My wine turns funky pretty fast, even in the fridge. Maybe it’s just really bad wine. :frowning:
Or maybe the jug shape affects something. I don’t know. Looks like no one else does, either.

Most wines intended for drinking will oxidize and otherwise go bad pretty quickly once opened.

You’re in luck - the latest issue of Cook’s Illustrated magazine says yes, you can freeze wine for cooking with later. Probably the best method is to pour a tablespoon of wine into each compartment of an ice cube tray, freeze, then pop the cubes into a freezer bag and label it so you know what’s in there.

Wine has a high alcohol content, so you might need to adjust your freezer to actually get it frozen. I would have guess that freezing it would make it separate out and be quite nasty, but if CIllustrated says it works, it probably does.

I think your best bet for fresh unfrozen cooking wine are boxed wines: they seem to last longer in a fridge since you never really “open” them to the outside air. I’m not sure what the design behind them is, but if they are smart the valve shouldn’t take in excess air when the wine comes out: the bag should just get compressed. I doubt that’s really the case though (probably too expensive a mechanism for a cheap box), so maybe boxed wine will go bad just as fast when that air goes in.

In general you don’t need good tasting wine to cook with anyway. Cooking wine has to be drinkable without the need to grimace or going too sour, but cooking basically destroys any of the subtle flavors you get from drinking wine. As long as it’s decent, you can get the right effect when you cook with it: most of these effects are chemical alterations of the other ingredients rather than tasting the wine itself.

I freeze wine all the time, both for use in cooking and to use as ice cubes in juice or pop in the summertime. Yum.

Actually, that’s pretty much the reason for making boxed wine - the bag and tap system means that very little wine is exposed to the air. IIRC it should be good for about 2 weeks - maybe longer?
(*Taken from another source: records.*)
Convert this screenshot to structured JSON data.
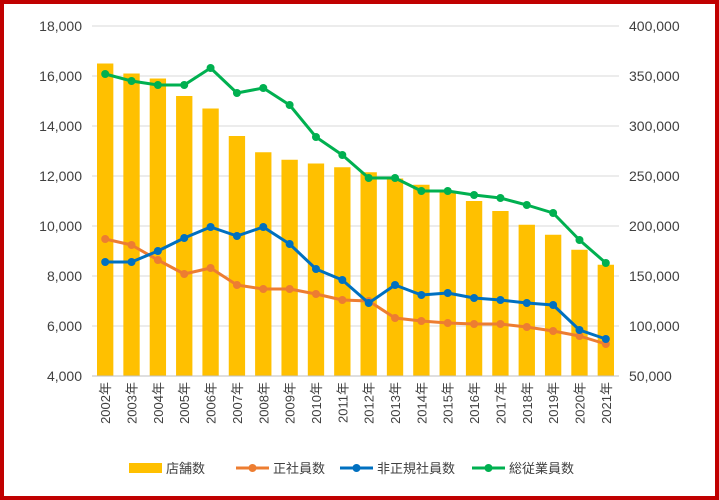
{
  "chart_data": {
    "type": "bar+line",
    "title": "",
    "categories": [
      "2002年",
      "2003年",
      "2004年",
      "2005年",
      "2006年",
      "2007年",
      "2008年",
      "2009年",
      "2010年",
      "2011年",
      "2012年",
      "2013年",
      "2014年",
      "2015年",
      "2016年",
      "2017年",
      "2018年",
      "2019年",
      "2020年",
      "2021年"
    ],
    "left_axis": {
      "min": 4000,
      "max": 18000,
      "step": 2000,
      "ticks": [
        "4,000",
        "6,000",
        "8,000",
        "10,000",
        "12,000",
        "14,000",
        "16,000",
        "18,000"
      ]
    },
    "right_axis": {
      "min": 50000,
      "max": 400000,
      "step": 50000,
      "ticks": [
        "50,000",
        "100,000",
        "150,000",
        "200,000",
        "250,000",
        "300,000",
        "350,000",
        "400,000"
      ]
    },
    "grid": true,
    "legend_position": "bottom",
    "series": [
      {
        "name": "店舗数",
        "type": "bar",
        "axis": "left",
        "color": "#ffc000",
        "values": [
          16500,
          16100,
          15900,
          15200,
          14700,
          13600,
          12950,
          12650,
          12500,
          12350,
          12150,
          11900,
          11650,
          11350,
          11000,
          10600,
          10050,
          9650,
          9050,
          8450
        ]
      },
      {
        "name": "正社員数",
        "type": "line",
        "axis": "right",
        "color": "#ed7d31",
        "values": [
          187000,
          181000,
          166000,
          152000,
          158000,
          141000,
          137000,
          137000,
          132000,
          126000,
          125000,
          108000,
          105000,
          103000,
          102000,
          102000,
          99000,
          95000,
          90000,
          82000
        ]
      },
      {
        "name": "非正規社員数",
        "type": "line",
        "axis": "right",
        "color": "#0070c0",
        "values": [
          164000,
          164000,
          175000,
          188000,
          199000,
          190000,
          199000,
          182000,
          157000,
          146000,
          123000,
          141000,
          131000,
          133000,
          128000,
          126000,
          123000,
          121000,
          96000,
          87000
        ]
      },
      {
        "name": "総従業員数",
        "type": "line",
        "axis": "right",
        "color": "#00b050",
        "values": [
          352000,
          345000,
          341000,
          341000,
          358000,
          333000,
          338000,
          321000,
          289000,
          271000,
          248000,
          248000,
          235000,
          235000,
          231000,
          228000,
          221000,
          213000,
          186000,
          163000
        ]
      }
    ]
  }
}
I’ve read a few reviews lately of boxed wines, and some have been rated pretty well as decent table wines.

You might consider vermouth–it keeps much longer then wine, and can be substituted in recipes.
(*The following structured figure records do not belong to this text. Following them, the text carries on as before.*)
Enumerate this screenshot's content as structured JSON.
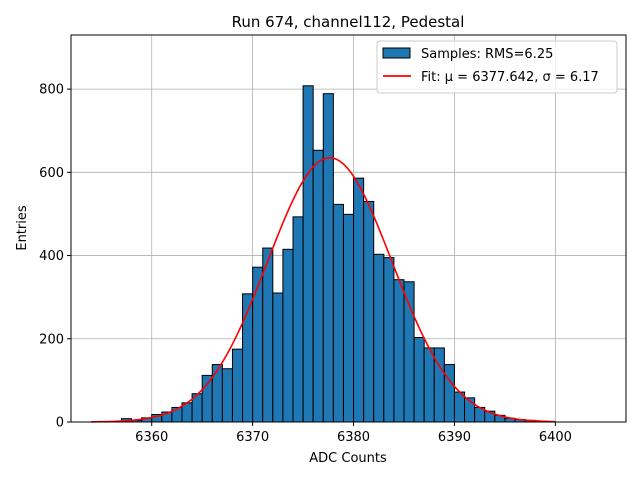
{
  "chart_data": {
    "type": "bar",
    "title": "Run 674, channel112, Pedestal",
    "xlabel": "ADC Counts",
    "ylabel": "Entries",
    "xlim": [
      6352,
      6407
    ],
    "ylim": [
      0,
      930
    ],
    "xticks": [
      6360,
      6370,
      6380,
      6390,
      6400
    ],
    "yticks": [
      0,
      200,
      400,
      600,
      800
    ],
    "grid": true,
    "legend_position": "top-right",
    "colors": {
      "bars": "#1f77b4",
      "bar_edge": "#000000",
      "fit": "#ff0000",
      "grid": "#b0b0b0"
    },
    "histogram": {
      "name": "Samples: RMS=6.25",
      "bin_width": 1,
      "bin_edges_start": 6357,
      "counts": [
        8,
        4,
        10,
        18,
        24,
        35,
        46,
        68,
        112,
        138,
        128,
        175,
        308,
        372,
        418,
        310,
        415,
        493,
        808,
        653,
        789,
        523,
        499,
        586,
        530,
        403,
        395,
        342,
        337,
        203,
        178,
        178,
        138,
        72,
        58,
        35,
        26,
        16,
        9,
        6,
        4
      ]
    },
    "fit": {
      "legend_prefix": "Fit: ",
      "legend_math": "μ = 6377.642, σ = 6.17",
      "mu": 6377.642,
      "sigma": 6.17,
      "amplitude": 635,
      "x_range": [
        6354,
        6400
      ]
    }
  }
}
I love vermouth, and use it in a lot of chicken and pork recipes. It does last a lot longer (like seemingly indefinite, to my wooden palate). Any ideas for a similar switcheroo for red wines, like burgandy, in my beef recipes?

Thanks for the replies!

Mine too—that’s pretty normal. Within two or three days it’s unfit for drinking and therefore for cooking. If you wouldn’t drink it, I wouldn’t cook with it is my rule.

I would try the freezing trick, but the rule in my house is once a bottle of wine is opened it must be finished that sitting.
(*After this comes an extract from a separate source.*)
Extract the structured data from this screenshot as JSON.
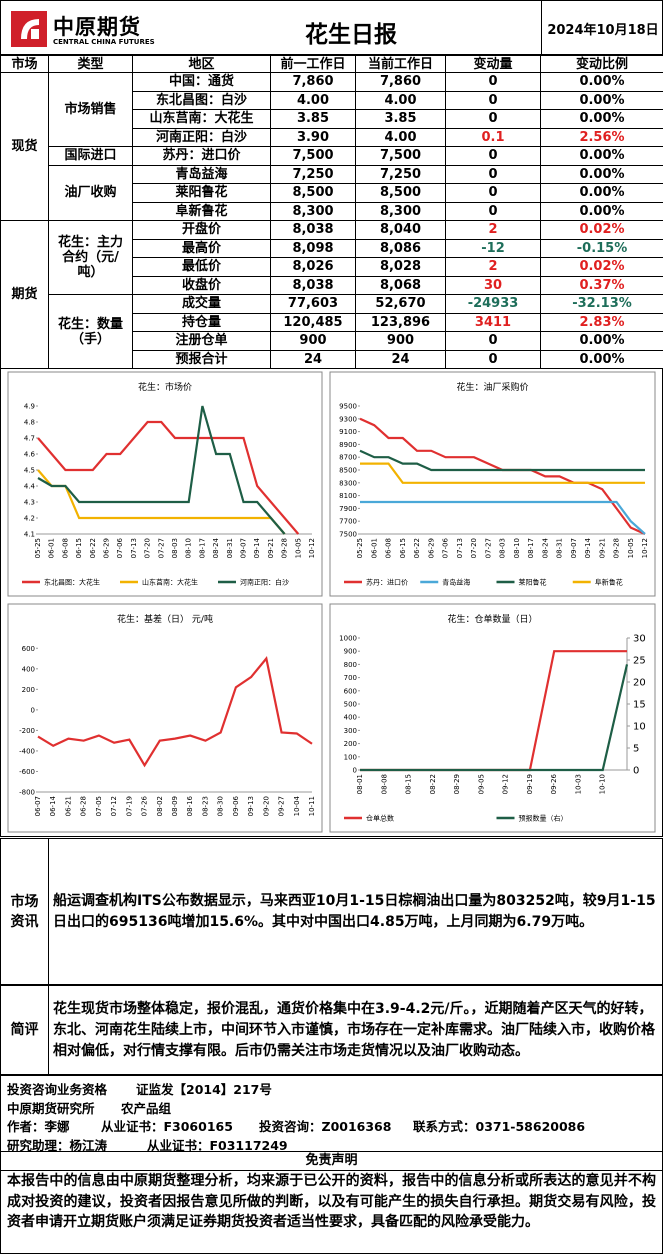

Perhaps port? It’s a fortified red wine, so it keeps much longer then regular red wine…

I freeze wine for cooking all the time. Anything left in the bottle goes into the ice cube trays – it’s very handy! AND it was a tip from Martha Stewart herself, so there you go.

I buy little mini bottles of wine for cooking. They’re maybe 8oz, cost about $2. I get them at my local grocery.

Port is good for cooking with pork and venison where the sweetness of the port can be used to advantage. A dry red Sherry could be used with beef to good effect. But mostly you should be able to use up an entire half bottle or more of red in any beef dish so if you serve a glass of with the meal as well you shouldn’t have much left to spoil.
I would recoment drinking the same wine as you cook with with a meal when it is a reasonable cheap wine, and not a special meal deserving a special wine. It just goes so well to have the same wine with the dish as is in the dish.
Sake and Chinese Rice Wines keep well for cooking purposes in the fridge. Cheap brandy is also a good thing to have available for cooking.

No it doesn’t. Wine has no more than 15.5% alcohol content - much much lower than your average liquor. You should have no trouble freezing it in a conventional freezer.

Compared to beer, not liquor. But you’re right: a decent fridge should get it.